Networking directly with shoppers and retail outlets such as restaurants provides an opportunity to tell the story of their ranch, their grazing practices and share the benefits of grass-fed beef.

“We take a more intensive approach than just releasing cattle out onto an open pasture and letting them graze. We’ve done a lot of research on rotational grazing and one of our pastures is broken into 20 different paddocks that we rotate the cattle to a different one daily,” Postin says. “It’s better for the grasses and recycling nutrients, but the cattle aren’t trampling and wasting as much grass and areas aren’t getting over grazed.”

It’s a balance between the health of the cattle, the health of the land and the health of the soil, he says. And that can be used in marketing and sharing the story of the beef.

“It’s not just throwing darts at a wall and seeing what sticks. I try to go in and present value when talking to a restaurant partner,” Frantz says. “Grass-fed is great for a lot of them but being local is a big selling point too. If they put an order in, sometimes we can get it to them the same day, which isn’t the case with [major restaurant] suppliers. Commercial or consumer we ship and deliver as quickly as we possibly can.”

Currently, Graized sources cattle from their own Tri-Point Ranch, but the flexibility of the consumer purchase model allows for expansion, both in shipping area and in partnership with other producers, relatively easily in the future.

“One of the reasons we separated Graized from the ranch is to seamlessly source [beef] from other local producers,” Postin explains. “We want to be able to partner with other producers as we see our demand increase, and they would have an outlet for their beef as well.”

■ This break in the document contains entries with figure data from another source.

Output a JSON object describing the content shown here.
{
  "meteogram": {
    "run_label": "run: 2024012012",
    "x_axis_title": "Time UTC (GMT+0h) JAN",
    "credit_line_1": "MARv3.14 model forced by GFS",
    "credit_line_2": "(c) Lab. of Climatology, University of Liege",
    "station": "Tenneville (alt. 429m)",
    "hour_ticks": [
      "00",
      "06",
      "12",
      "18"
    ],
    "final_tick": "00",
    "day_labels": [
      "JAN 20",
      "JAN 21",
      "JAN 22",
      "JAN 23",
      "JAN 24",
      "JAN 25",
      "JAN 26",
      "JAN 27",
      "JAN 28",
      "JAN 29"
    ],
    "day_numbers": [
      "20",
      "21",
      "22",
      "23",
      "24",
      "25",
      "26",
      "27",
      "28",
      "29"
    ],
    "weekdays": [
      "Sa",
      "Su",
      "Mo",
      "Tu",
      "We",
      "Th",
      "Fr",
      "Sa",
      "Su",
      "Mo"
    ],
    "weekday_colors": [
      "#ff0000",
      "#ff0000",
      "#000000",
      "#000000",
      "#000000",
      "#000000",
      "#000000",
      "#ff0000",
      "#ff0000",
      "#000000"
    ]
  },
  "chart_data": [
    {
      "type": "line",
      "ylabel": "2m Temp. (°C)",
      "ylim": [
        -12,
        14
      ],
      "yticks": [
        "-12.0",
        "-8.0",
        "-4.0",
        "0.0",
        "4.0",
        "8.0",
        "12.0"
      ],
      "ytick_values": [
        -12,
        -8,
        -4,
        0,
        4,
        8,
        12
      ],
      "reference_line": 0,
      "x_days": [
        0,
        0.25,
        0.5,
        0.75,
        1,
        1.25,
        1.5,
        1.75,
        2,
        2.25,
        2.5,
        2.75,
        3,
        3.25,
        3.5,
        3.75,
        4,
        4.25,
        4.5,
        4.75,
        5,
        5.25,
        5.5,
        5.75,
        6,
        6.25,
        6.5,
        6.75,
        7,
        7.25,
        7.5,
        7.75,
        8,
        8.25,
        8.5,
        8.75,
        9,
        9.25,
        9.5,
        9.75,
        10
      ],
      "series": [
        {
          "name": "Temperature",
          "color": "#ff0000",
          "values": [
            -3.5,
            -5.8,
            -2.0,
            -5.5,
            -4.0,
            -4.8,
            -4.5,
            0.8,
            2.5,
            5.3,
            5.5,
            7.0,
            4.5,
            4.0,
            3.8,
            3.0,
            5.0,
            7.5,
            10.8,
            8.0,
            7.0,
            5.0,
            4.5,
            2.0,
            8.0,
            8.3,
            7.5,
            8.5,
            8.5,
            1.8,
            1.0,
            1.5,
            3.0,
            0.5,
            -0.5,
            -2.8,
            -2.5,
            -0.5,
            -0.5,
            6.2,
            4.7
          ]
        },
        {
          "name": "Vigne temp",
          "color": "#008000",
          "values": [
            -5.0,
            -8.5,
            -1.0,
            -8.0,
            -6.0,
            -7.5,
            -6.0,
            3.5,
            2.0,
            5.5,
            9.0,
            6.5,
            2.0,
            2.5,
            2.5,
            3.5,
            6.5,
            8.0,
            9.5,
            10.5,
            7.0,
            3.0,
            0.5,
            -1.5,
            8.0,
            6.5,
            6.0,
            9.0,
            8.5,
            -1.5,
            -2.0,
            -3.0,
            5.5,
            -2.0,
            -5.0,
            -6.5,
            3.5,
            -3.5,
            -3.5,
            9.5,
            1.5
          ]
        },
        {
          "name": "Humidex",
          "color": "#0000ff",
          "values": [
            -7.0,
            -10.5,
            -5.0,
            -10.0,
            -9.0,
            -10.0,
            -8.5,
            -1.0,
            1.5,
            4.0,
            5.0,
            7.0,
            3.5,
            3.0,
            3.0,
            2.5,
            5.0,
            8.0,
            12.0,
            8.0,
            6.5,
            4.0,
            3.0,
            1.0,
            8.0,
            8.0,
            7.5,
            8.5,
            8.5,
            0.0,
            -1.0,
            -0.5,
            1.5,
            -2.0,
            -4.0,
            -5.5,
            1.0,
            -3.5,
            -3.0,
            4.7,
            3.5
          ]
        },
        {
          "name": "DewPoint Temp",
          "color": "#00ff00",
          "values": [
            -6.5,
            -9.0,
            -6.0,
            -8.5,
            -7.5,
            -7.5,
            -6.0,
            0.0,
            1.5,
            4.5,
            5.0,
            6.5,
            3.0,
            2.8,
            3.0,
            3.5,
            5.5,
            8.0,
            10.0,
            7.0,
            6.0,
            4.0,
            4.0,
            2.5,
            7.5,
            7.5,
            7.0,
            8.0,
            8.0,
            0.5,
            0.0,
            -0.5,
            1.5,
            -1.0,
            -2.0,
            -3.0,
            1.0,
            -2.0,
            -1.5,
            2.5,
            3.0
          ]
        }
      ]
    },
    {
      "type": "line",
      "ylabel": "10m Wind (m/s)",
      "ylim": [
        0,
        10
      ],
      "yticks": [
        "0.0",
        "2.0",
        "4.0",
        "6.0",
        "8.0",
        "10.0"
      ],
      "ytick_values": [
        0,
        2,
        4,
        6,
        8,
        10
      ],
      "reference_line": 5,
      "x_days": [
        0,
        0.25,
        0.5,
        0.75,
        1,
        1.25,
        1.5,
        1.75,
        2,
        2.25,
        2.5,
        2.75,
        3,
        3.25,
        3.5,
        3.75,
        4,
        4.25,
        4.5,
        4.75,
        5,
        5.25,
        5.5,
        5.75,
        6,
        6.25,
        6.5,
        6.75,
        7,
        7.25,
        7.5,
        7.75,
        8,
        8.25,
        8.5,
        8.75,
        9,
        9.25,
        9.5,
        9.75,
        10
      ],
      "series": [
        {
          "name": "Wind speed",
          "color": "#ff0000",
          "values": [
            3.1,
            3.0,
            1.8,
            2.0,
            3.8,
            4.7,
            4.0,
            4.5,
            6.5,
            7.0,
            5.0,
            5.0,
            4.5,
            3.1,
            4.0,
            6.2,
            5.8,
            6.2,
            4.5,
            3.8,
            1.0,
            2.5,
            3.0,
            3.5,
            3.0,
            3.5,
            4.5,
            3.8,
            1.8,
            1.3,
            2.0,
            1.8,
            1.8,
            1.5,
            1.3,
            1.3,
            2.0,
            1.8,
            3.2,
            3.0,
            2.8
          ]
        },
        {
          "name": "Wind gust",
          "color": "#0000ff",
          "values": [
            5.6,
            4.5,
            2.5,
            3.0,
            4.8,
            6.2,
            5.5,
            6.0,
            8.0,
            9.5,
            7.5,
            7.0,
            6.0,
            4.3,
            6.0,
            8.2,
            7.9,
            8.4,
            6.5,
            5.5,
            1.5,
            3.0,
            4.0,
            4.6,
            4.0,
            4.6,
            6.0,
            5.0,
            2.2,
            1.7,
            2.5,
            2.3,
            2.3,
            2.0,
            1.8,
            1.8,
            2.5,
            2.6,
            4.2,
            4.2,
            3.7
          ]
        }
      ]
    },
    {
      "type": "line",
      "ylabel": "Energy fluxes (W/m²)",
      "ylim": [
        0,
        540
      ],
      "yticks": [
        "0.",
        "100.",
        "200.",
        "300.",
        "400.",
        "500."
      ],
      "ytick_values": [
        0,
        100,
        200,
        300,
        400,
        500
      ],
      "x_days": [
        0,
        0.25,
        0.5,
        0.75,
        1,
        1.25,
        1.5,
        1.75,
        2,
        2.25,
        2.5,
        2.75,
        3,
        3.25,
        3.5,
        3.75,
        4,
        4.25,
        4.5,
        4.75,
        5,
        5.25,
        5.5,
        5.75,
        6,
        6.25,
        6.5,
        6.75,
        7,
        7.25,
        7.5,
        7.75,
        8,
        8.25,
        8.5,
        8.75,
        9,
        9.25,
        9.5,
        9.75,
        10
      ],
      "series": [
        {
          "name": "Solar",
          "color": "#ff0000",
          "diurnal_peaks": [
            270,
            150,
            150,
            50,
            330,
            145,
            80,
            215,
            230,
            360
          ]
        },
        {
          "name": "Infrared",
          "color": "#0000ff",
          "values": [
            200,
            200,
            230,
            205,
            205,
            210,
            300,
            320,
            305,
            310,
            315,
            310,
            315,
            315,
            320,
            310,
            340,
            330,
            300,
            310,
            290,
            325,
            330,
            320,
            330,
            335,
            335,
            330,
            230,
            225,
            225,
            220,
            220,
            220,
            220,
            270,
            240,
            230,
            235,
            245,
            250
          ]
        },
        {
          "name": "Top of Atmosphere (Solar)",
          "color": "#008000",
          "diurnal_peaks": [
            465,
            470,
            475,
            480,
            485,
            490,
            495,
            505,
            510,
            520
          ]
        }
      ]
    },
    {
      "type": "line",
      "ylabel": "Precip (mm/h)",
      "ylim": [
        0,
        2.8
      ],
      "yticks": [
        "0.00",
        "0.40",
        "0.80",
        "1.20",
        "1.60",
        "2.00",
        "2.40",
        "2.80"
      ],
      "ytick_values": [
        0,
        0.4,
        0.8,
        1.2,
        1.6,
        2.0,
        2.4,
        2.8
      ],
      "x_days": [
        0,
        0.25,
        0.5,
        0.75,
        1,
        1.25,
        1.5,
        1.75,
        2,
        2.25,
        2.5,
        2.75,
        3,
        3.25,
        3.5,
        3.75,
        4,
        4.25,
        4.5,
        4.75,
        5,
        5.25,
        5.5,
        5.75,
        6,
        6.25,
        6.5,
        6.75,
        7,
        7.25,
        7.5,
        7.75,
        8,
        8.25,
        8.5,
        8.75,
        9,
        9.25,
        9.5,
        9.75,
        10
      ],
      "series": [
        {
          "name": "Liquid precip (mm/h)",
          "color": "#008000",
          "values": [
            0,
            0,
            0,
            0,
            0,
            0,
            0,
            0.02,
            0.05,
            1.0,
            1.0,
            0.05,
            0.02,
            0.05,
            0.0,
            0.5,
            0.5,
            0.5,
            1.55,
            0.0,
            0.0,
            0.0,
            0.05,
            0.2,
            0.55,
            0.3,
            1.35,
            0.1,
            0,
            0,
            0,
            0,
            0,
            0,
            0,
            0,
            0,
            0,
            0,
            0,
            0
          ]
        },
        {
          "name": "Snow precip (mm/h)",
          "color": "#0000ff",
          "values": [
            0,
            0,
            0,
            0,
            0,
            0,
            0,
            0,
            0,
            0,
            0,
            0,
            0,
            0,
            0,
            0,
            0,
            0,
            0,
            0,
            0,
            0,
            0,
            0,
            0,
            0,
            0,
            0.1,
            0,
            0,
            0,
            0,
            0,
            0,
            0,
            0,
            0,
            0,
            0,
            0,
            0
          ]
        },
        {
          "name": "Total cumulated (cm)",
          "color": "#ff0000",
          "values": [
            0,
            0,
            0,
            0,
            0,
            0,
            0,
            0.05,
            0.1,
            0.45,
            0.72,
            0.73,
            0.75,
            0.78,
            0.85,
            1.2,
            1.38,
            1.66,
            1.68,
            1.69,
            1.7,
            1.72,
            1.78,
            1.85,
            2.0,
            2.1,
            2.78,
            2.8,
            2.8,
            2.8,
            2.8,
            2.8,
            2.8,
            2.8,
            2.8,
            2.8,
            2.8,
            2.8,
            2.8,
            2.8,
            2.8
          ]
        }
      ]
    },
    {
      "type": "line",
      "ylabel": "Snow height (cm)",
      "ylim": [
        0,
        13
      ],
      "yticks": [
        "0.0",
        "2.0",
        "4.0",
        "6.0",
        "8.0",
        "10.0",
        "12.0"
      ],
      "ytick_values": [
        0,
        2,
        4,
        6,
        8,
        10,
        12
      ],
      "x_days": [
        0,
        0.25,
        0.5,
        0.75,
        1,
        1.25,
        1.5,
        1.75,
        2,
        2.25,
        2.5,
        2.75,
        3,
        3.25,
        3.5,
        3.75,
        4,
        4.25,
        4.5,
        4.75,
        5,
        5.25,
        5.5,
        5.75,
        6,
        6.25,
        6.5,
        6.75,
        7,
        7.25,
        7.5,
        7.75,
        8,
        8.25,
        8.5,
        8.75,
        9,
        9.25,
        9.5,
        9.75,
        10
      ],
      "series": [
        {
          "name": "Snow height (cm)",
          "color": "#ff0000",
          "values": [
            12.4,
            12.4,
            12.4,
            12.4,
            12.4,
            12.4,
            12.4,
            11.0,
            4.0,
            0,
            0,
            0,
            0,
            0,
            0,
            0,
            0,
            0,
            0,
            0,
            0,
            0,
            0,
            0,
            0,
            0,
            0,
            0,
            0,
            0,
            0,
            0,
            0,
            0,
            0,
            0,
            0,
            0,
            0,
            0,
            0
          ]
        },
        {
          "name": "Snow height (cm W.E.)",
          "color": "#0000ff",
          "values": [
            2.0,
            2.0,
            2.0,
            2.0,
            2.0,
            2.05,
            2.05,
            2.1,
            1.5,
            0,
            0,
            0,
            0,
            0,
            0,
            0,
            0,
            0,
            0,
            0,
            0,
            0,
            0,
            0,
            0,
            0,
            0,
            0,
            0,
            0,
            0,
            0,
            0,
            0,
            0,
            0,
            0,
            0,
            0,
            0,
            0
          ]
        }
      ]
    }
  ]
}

This flexibility has also helped them stay agile in the current market with the impact of the COVID-19 pandemic. Frantz notes that demand has increased dramatically, lowering their inventory, but is also allowing the ranch to grow and scale up their herd.

“I was nervous about our commercial side [the local grocery store and restaurant outlets], but they’ve adapted well,” says Frantz. “That’s why we like having the balance of both commercial, and consumer outlets. If one trails off, generally the other will pick up. I’ve had consumers ordering half or whole beef as well.”